*Cantarei uma nova canção a ti, ó Deus; tocarei para ti a lira de dez cordas. Salmo* 144:9
Você já tentou exprimir uma emoção, uma sensação, uma tristeza, uma felicidade, e não conseguiu? Sentiu que podia entender os mistérios do universo, mas não encontrou palavras para traduzir seu significado? Você não está sozinho.
Numa pequena peça literária intitulada “Cantiga de Esponsais”, Machado de Assis, o maior escritor brasileiro, sempre sutil e oblíquo, fala de um velho e conhecido compositor, mestre Romão, que, três dias depois de casado, ideou um “canto esponsalício, e quis compô-lo; mas a inspiração não pôde sair”. “Como um pássaro que acaba de ser preso, e forceja por transpor as paredes da gaiola, abaixo, acima, impaciente, aterrado, assim batia a inspiração do nosso músico, encerrada nele sem poder sair, sem achar uma porta, nada. Algumas notas chegaram a ligar-se; ele escreveu-as; obra de uma folha de papel, não mais.” A mulher amada morreu três anos depois, e mestre Romão nunca conseguiu concluir a cantiga do amor perdido. “Tinha a vocação íntima da música; trazia dentro de si muitas óperas e missas, um mundo de harmonias novas e originais, que não alcançava exprimir e pôr no papel. Esta era a causa única de tristeza de mestre Romão.”
Aos 60 anos, doente, intimamente sabendo que era o fim, mestre Romão teve a ideia de terminar a música. Foi para a sala do fundo de sua casa, que dava para o quintal, e ordenou que lhe levassem o cravo. Vendo um casalzinho recém-casado, abraçado, tentou arrancar as notas que faltavam. Nada! Desesperado, rasgou o papel escrito. “Nesse momento, a moça, embebida no olhar do marido, começou a cantarolar à toa, inconscientemente, uma coisa nunca antes cantada nem sabida, na qual coisa um certo lá trazia após si uma linda frase musical, justamente a que mestre Romão procurara durante anos sem achar nunca. O mestre ouviu-a com tristeza, abanou a cabeça, e à noite expirou.”
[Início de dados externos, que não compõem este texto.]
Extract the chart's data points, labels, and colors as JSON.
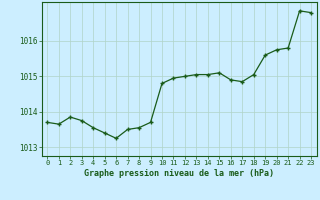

Se você está mais para mestre Romão do que para o rei Davi, ou maestro Jader Santos, ou mestre José Newton, saiba que um dia você conseguirá concluir a canção não terminada. Será capaz de expressar com sensibilidade seu canto do amor inatingível, um canto composto e cantado por você mesmo, e não por outro; vindo de dentro, e não de fora. Por isso, não rasque seus versos. A inspiração para compor o canto de amor perdido surgirá quando você ouvir de novo a voz perdida da pessoa amada. Um dia, todo som perdido se transformará em cantiga de esponsais. As notas fugidias completarão a partitura inacabada, e você poderá declarar o amor inexprimível à pessoa amada. Lá, todo lá será uma canção de amor reencontrado.